Ridge regression estimator in high-dimensions: is $(X^TX + \epsilon I_p)^{-1}X^Ty$ finite as $\epsilon \rightarrow 0$?

119 Views Asked by At

Consider the ridge regression estimator $$\hat{\beta}_{\epsilon} := (X^TX + \epsilon I_p)^{-1}X^Ty$$ where $X$ is an $n$ by $p$ matrix with $n < p$. Let $\| \hat{\beta}_{\epsilon} \|_{1} := \sum_{j=1}^p |\hat{\beta}_{j,\epsilon}|$. Is $ \limsup_{\epsilon \rightarrow 0}\| \hat{\beta}_{\epsilon} \|_{1}$ finite?

Edit: assume further than every column of $X$ is a ($p$ by $1$) non-zero vector. I think this is sufficient to ensure $ \limsup_{\epsilon \rightarrow 0}\| \hat{\beta}_{\epsilon} \|_{1}$ finite, but I do not yet have a formal argument.

2

There are 2 best solutions below

0
On BEST ANSWER

We have $\lim_{\epsilon\to0}(X^TX + \epsilon I_p)^{-1}X^T=X^+$, the Moore-Penrose pseudoinverse of $X$. Therefore $$ \lim\sup_{\epsilon\to0}\|(X^TX + \epsilon I_p)^{-1}X^Ty\|_1=\|X^+y\|_1<\infty. $$

0
On

Yes, the idea is to express the solution $\hat{\beta}$ in terms of the SVD of $X$.
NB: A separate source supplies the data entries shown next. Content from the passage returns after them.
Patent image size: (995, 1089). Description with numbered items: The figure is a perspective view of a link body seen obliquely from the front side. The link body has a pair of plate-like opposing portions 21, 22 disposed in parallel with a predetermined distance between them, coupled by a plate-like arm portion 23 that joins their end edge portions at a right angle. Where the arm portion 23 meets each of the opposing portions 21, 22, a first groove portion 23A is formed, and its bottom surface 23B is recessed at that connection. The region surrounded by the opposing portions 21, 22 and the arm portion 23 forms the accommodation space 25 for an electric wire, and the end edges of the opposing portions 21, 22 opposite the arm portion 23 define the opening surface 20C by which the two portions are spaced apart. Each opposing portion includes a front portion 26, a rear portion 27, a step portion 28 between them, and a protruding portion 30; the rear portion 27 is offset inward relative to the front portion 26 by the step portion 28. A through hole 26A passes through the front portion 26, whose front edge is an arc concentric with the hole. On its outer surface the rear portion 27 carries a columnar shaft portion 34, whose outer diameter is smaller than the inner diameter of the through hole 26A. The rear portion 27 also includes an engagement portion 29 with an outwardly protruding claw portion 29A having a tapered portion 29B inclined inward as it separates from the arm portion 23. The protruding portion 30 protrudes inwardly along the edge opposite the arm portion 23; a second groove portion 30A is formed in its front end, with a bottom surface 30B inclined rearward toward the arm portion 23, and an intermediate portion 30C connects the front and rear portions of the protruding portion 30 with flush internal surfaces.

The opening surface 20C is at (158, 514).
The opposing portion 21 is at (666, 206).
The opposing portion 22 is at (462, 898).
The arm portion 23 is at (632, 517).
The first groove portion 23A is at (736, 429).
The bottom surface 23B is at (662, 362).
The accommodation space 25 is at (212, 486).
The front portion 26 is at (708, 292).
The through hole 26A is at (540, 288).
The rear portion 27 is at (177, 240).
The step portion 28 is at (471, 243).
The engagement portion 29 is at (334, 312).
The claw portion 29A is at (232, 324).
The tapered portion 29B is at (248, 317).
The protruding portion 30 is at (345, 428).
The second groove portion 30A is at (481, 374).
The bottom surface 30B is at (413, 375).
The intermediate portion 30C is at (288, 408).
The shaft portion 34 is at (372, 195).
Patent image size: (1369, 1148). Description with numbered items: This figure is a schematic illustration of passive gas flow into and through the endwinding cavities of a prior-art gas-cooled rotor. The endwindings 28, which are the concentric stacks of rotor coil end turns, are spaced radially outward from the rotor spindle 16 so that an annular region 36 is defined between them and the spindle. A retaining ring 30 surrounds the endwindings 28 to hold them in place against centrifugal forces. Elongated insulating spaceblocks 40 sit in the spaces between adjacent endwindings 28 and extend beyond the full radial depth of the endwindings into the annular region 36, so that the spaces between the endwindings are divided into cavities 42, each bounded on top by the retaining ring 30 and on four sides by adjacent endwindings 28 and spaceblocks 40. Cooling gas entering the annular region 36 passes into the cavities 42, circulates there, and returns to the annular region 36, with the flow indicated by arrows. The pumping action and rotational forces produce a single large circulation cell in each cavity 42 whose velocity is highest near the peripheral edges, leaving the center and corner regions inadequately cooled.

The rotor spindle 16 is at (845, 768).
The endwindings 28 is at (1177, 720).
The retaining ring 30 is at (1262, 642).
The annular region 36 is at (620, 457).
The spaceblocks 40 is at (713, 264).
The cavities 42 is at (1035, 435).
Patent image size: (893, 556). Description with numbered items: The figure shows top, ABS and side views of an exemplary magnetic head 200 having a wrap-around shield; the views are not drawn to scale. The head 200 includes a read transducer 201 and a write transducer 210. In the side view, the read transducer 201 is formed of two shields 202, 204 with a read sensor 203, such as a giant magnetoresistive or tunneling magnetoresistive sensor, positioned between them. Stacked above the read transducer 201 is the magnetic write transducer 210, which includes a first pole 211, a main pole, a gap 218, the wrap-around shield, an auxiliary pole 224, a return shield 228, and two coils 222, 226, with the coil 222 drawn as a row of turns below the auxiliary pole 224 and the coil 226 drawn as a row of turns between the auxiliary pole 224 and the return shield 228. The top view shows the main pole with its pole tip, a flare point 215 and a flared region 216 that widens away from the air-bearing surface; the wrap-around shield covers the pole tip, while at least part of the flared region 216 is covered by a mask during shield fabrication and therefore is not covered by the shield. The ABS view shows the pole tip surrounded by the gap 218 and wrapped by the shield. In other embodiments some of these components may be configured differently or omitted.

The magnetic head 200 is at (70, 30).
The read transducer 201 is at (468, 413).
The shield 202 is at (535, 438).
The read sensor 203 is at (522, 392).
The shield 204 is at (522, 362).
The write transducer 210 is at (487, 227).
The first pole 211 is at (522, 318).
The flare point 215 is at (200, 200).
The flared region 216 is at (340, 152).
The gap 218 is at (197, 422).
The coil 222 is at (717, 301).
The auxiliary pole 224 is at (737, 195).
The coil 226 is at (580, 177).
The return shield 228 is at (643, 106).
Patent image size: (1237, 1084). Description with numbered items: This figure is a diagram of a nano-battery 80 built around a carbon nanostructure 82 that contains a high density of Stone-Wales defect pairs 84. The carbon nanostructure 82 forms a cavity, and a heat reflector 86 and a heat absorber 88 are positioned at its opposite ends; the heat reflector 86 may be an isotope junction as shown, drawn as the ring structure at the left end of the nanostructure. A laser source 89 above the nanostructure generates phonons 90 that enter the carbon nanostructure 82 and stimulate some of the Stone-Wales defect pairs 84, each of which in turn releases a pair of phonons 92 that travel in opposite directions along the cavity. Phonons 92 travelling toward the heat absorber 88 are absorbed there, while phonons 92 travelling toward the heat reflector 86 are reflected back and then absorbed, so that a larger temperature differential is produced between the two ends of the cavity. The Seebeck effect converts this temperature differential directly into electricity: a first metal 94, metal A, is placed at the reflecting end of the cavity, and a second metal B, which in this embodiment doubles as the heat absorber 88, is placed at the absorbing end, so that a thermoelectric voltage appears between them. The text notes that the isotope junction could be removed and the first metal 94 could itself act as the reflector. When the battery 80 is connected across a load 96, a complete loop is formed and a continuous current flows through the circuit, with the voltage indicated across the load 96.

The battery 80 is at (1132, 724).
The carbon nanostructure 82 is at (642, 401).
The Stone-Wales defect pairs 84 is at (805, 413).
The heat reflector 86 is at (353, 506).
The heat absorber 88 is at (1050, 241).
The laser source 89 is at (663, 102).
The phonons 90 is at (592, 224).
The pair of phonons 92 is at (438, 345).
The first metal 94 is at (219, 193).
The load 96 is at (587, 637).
Let $X=U\Sigma V^t$ where $U$ and $V$ are orthogonal and $\Sigma$ is diagonal. Then

$(\epsilon+X^tX)^{-1}=(\epsilon+V\Sigma^2V^t)^{-1}=(V\epsilon V^t+V\Sigma^2V^t)^{-1}=(V(\epsilon+\Sigma^2)V^t)^{-1}=V(\epsilon+\Sigma^2)^{-1}V^t$

Therefore the regularization solution is given by

$\hat{\beta}_{\epsilon}=V(\epsilon+\Sigma^2)^{-1}V^tX^ty=V(\epsilon+\Sigma^2)^{-1}V^tV\Sigma U^ty=V(\epsilon+\Sigma^2)^{-1}\Sigma U^ty:=M_{\epsilon}y$

where $M_{\epsilon}=V(\epsilon+\Sigma^2)^{-1}\Sigma U^t$. Thus to show that the norm of $\hat{\beta}_{\epsilon}$ is bounded, we just have to show that the singular values of $M_{\epsilon}$ do not blow up. But we have just computed the SVD of $M_{\epsilon}$, from which we can see that the singular values are given by $\sigma_i/(\sigma_i^2+\epsilon)$, where $\sigma_i$ are the diagonal values of $\Sigma$ (i.e. the singular values of $X$). Either $\sigma_i=0$ or else $\sigma_i/(\sigma_i^2+\epsilon)\leq 1/\sigma_i$, so therefore $\|M_{\epsilon}\|_2=\sigma_{max}(M_{\epsilon})\leq 1/\sigma_{min>0}(X)$ i.e. the reciprocal of the smallest non-zero singular value of $X$, so in particular is bounded independent of $\epsilon$.

Therefore, boundedness of $\hat{\beta_{\epsilon}}$ in the L2 norm follows immediately, and boundeneds in the L1 norm follows from the fact that L1 and L2 are equivalent norms.